Of this world, we know very little; we can only know very little. The reason is simple: we are entities formed out of ignorance. We came to the world in utter desire for guidance and direction as to where we were, where we are and where we shall ultimately be. Ilya Abi Madi, the Lebanese-American poet once captured this ‘reality’ when he wrote: “I came, from where, I did not know/I saw a path ahead of me then I trekked; I shall continue to trek whether I like it or not/ How did I come and how did I make a choice of my path, I did not know”.

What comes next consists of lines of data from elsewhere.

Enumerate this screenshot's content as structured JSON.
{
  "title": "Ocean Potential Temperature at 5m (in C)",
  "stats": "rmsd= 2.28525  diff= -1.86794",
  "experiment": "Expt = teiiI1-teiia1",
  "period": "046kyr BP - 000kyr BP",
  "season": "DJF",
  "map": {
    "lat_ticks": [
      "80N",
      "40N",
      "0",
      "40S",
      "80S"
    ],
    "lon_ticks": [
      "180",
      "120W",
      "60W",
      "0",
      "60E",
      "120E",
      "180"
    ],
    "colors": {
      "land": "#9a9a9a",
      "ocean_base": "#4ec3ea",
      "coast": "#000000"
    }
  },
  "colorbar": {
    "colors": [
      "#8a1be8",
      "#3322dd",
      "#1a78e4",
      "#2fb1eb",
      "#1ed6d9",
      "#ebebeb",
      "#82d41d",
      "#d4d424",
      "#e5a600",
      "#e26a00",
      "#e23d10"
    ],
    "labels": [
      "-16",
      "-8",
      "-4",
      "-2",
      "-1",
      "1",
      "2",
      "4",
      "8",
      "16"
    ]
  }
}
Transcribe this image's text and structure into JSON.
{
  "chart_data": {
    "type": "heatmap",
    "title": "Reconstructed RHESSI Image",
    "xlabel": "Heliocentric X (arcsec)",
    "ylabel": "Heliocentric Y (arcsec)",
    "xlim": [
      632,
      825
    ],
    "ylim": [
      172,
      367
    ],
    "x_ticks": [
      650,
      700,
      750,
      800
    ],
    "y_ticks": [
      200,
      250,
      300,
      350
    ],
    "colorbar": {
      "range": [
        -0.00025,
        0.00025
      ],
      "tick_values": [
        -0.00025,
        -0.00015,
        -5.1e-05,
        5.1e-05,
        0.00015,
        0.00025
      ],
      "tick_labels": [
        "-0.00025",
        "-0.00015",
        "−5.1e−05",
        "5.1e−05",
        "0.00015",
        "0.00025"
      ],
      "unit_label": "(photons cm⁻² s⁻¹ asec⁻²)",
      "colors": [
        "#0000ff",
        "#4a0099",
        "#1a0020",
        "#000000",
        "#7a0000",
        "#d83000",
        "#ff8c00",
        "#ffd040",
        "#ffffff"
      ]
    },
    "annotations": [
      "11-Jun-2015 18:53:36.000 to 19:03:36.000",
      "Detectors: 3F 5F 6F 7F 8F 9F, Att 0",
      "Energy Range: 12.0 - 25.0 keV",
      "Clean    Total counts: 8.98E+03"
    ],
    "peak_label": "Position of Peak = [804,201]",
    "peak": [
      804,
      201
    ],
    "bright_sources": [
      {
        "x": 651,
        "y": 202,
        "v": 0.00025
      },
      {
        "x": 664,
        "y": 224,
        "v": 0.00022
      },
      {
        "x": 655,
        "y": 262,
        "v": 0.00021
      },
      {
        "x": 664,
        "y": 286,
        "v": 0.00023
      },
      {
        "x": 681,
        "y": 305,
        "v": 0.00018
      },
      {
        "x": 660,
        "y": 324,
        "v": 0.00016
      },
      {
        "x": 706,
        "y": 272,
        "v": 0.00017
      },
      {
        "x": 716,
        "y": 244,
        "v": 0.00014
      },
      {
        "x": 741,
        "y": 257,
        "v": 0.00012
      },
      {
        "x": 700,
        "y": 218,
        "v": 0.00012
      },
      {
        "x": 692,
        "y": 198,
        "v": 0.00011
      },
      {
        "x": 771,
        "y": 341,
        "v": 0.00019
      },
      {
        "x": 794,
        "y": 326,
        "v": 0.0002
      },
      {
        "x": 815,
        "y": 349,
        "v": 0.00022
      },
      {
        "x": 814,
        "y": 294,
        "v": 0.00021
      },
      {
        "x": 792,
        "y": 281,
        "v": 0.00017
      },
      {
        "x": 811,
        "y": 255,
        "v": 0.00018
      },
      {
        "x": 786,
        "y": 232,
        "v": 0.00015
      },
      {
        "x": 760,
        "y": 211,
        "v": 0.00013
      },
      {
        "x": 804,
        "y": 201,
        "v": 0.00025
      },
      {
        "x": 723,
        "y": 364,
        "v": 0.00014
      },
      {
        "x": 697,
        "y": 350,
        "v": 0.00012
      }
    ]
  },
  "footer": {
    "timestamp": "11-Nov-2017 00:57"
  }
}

But the existentialist musings of Abi Madi do not enjoy any patronage in Islamic weltanschauung. His querulous and philosophical pondering of beginning and ending, his agnostic diffidence and dubitacio has been rendered nugatory by the Quran. There in the Quran lies answers to questions life constantly asks; there in the last testament you would read about questions only the last testament could answer. Whereas Abi Madi was concerned only with one reality of life, of human existence, the Quran engages realities of existence; whereas Abi Madi did not know how and why he came to the world, the Quran offers ample explanations and justifications for why he came, from where he came and to where he is headed. Quran chapter 76 verse 1-3 reminds us of our beginning; chapter 10 verse 24 quoted above impinges, in the typical Quranic style, our existence in the here and now in a metaphorical field. As to where shall be our ultimate destiny, reason and revelation leaves no room for any confusion or bemusement. Your end and mine shall be like our beginning- entities fashioned from the union of sperms and eggs – of dreg, of dirt, of grime, of filth, of gunk and slime. Your end and mine shall be, like our beginning, a journey into the timeless zone of eternity; of appointment in paradise hopefully not hell; of stations in bliss and rapture; prayerfully not of and for Abaddon nor in bottomless pit of Jahannam.

Of the above realities, much information is available in the Quran. Again in line with the Quranic style, all discussions of realities of life may travel at least ten different pathways. These may include the following: one, that in your constant struggle to mean, in your daily desire not only to exist but indeed to live, you should bear this in mind: that you are not alone. If you are happy today, billions of other creatures of the Almighty are happy in different ways; if you are sad and saddened by realities beyond your control, keep this in mind- many other creatures of the Most High are in different condition and states of melancholy like your good self. The “reality” of and in this reality is this: nobody in this world can be permanently happy; none can be permanently sad.

Two: the Almighty, the Most High, would not cause something to happen except for a purpose which is grander and more sublime than the thing itself. In other words, everything in the world – an atom, a particle, a leaf, a pebble- are signs and symbols. They are all signifiers for something greater than themselves. The Almighty, according to Albert Einstein, does not play dice. Whatever He does is for a reason. We get to know of His wisdom as humans either through revelation (the Quran) or in retrospection.

Three: the only entity who is capable to grant favours fortune and prevent misfortune is He the Almighty. One of the cardinal principles of faith in this religion is for the believer to not hold that somebody else could. Nobody does it but Him. He however could do it through you or me.

Four: following from the above, we must bear this mind, dear brother, that whatever comes our way, whatever afflicts you, so says the Prophet, could not have missed you and whatever misses you could not have afflicted you.

Five: to know the above as realities of life is to come to terms with the world of as unreal. He went to a village in that state for a crusade. He asked his audience to bring whatever was in their possession for special blessing. “Whatever I bless”, he pontificated, “no calamity would come its way”, he concluded. However, on his return journey to the city, his vehicle was involved in an accident. The man of god- the god of money and materialism- was rescued from a canyon by ordinary mortals. He was rescued by those whose monies and properties he had “blessed” the night before.